An indirect, negative radiative effect of water vapor in the tropics and
its implications for regional surface heat stress
Abstract
We report an indirect, negative, cloud-mediated, surface radiative
effect (RE) of water vapor (IWVE) in certain regions in the tropics,
which may be consequential for day-to-day regional heat stress. Using
reanalysis and satellite data we show that this effect is marked by a
surprisingly dominant positive relationship of cloud RE with near
surface and column humidity. These clouds are predominantly low level
and altocumuli, previously reported to have a negative surface RE,
possibly lending the net negative RE to water vapor. Also reported
earlier, these clouds form in the mid-troposphere, as detrainment
offshoots of deep convective towers and can be advected away to large
distances, hence requiring no local convective triggering in the IWVE
regions. Evidently, the IWVE are co-located with the horizontal branch
of the Hadley cell, with the lowest vertical forcing in the tropics.

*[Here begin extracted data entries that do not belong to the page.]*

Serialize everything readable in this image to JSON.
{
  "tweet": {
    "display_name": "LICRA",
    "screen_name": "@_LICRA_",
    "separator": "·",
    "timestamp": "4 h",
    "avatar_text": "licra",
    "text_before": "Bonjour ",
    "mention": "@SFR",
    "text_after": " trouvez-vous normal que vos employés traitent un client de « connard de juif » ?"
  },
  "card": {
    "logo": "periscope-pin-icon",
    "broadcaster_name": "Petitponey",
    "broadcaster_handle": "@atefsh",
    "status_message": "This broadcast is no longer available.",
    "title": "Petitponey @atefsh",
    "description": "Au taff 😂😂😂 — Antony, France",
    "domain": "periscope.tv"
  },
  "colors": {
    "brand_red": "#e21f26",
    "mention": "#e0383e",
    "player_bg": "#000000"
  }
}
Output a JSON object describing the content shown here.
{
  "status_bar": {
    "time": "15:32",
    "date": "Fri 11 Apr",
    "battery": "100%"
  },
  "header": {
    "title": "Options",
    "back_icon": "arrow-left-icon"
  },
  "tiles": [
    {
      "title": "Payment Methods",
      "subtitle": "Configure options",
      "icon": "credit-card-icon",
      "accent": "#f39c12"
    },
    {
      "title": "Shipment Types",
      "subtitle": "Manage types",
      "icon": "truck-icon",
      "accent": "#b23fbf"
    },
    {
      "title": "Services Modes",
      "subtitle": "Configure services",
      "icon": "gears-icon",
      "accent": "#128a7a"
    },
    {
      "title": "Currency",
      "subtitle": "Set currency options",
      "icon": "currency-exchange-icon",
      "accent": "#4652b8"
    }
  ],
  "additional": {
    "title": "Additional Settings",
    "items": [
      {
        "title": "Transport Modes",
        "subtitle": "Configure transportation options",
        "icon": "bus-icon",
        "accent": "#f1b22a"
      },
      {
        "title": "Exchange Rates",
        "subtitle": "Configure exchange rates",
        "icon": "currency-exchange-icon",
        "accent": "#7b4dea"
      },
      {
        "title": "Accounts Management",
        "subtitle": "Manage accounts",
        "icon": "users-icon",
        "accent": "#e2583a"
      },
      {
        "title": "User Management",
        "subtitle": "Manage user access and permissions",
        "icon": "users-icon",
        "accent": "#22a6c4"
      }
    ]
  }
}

Moreover, these are also the transition regions between the highly
cloudy and the driest parts of the tropics, with a waning down
occurrence of cirrus, deep convective and altostratus clouds, linked
with positive RE, corroborating the hypothesis. IWVE regions also show a
large temporal variability in humidity possibly providing opportunity
for a large variability in cloud fractional coverage, however the
mechanism controlling this covariability is not understood. The IWVE is
tightly tied with the seasonal cycle of the ITCZ and hence is likely a
dominant source of pre-monsoon surface temperature variability and heat
stress in the current climate. The evolution of the IWVE under future
climate warming needs further investigation.